Persönlichkeitsentwicklung: Tugend statt Moral

Persönlichkeitsentwicklung: Tugend statt Moral

Werden Sie der Mensch, als der Sie gedacht sind

Der Begriff „Tugend“ erscheint vielen Menschen verstaubt und unzeitgemäß. Hochaktuell – nicht zuletzt angesichts der jüngsten Skandale im wirtschaftlichen Bereich – ist dagegen das, was der Begriff meint: eine Grundhaltung, auf der ethische Kompetenz und damit ethisches Handeln beruhen. In seinem Buch „Vom Vorteil, gut zu sein“ präsentiert der Jesuit und autorisierte Zen-Meister Niklaus Brantschen (geb. 1937) die Tugend in neuem, zeitgemäßem Gewand.

Eine wichtige Schlüsselqualifikation

Heute ist viel von Schlüsselqualifikationen die Rede, die für ein gelungenes Leben entscheidend sind. Brantschen stellt neben die fachlichen Qualifikationen und die sozialen Kompetenzen („soft skills“) als dritten Pfeiler die ethische Kompetenz als wichtigen Bestandteil der Persönlichkeitsentwicklung. Basis dieser Kompetenz ist eine innere Haltung der Tugend. Die 4 grundlegenden Tugenden („Kardinaltugenden“) sind: Klugheit, Gerechtigkeit, Tapferkeit und Maßhalten.

Der David in Ihnen

Das Tugendpotenzial steckt schon in Ihnen. Indem Sie es freilegen, werden Sie der Mensch, als der Sie gedacht sind. Diese ermutigende Botschaft illustriert Brantschen mit einer Anekdote über Michelangelo (1475–1564): Im Alter von nur 25 Jahren schuf dieser seine berühmte David-Statue. Auf die Frage, wie es ihm gelungen sei, aus einem Marmorblock eine filigrane Statue zu meißeln, soll er geantwortet haben „David war schon da.

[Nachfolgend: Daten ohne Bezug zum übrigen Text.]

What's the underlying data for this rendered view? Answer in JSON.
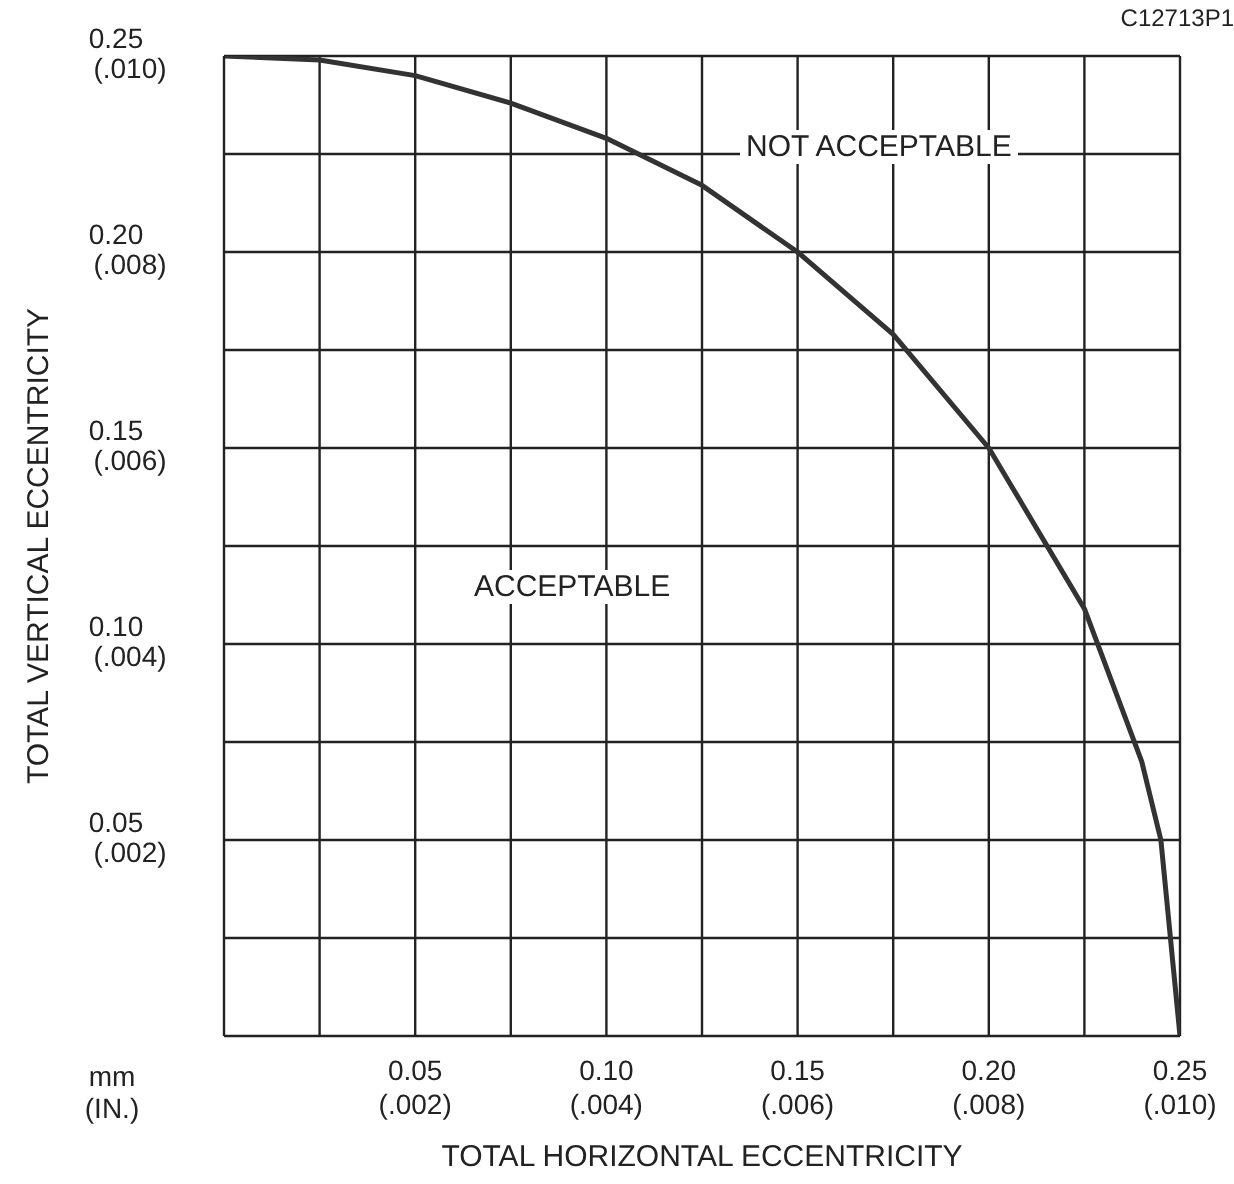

Ich musste nur wegnehmen, was nicht David war.“

Lernen durch Tun

Das Freilegen des eigenen Tugendpotenzials ist für Brantschen kein komplizierter Vorgang, sondern funktioniert nach einem echten simplify-Prinzip: „Sie lernen Gutes tun, indem Sie Gutes tun.“ Voraussetzung dafür ist, dass Sie zu sich selbst stehen – und zu dem David, der in Ihnen selbst steckt.

Damit dies gelingt, empfiehlt Brantschen die folgende Körperübung: Richten Sie sich langsam vom Becken her auf, Wirbel um Wirbel, bis Sie in einer aufgerichteten Haltung stehen. Denken Sie dabei daran, wie sich vor Tausenden von Jahren der Homo entwickelt hat, das Wesen mit dem aufrechten Gang. Bleiben Sie eine Weile aufrecht stehen, mit beiden Beinen fest auf dem Boden.

Fragen Sie sich: Kann ich zu mir stehen, mich annehmen, gut für mich sorgen? Wer sind die anderen, zu denen ich stehen möchte? Sagen Sie laut zu sich: „Ich stehe für … ein.“ Beenden Sie die Übung im Sitzen mit tiefem Einund Ausatmen.

Tugend ist nicht gleich Moral

Tugendhaftigkeit wird oft mit freudloser, lebensfeindlicher Moralinsäure assoziiert. Doch das Gegenteil ist der Fall, so Brantschen: „Tugend wächst aus dem Geschmack am Leben und aus der Sehnsucht, dieses Leben voll zu leben.“

Verwechseln Sie Tugend daher nicht mit Moral, denn:

  • „Moral engt ein – Tugend befreit.“
  • „Moral treibt an – Tugend lockt.“
  • „Moral sagt: ‚Du musst!’ – Tugend sagt: ‚Du darfst!’“
  • „Moral kämpft gegen Fehler – Tugend ist für das Fehlende da.“
  • „Moral lehrt das Fürchten – Tugend macht Mut.“
  • „Moral verspricht Freude – Tugend gewährt sie.“

simplify-Tipp: Nehmen Sie Tugend als Quelle von Freude wahr, indem Sie sich fragen: Welche Tugenden (z. B. Klugheit oder Gerechtigkeit) schätze ich an den Menschen, mit denen ich gerne zusammen bin? In welche Grundhaltung möchte ich selbst mehr hineinwachsen und mich darüber freuen?

Ein Buch, das anspricht und ermutigt: Niklaus Brantschen: Vom Vorteil, gut zu sein. Mehr Tugend – weniger Moral. Kösel-Verlag, München 2005. ISBN: 3-466-36690-9, gebraucht erhältlich.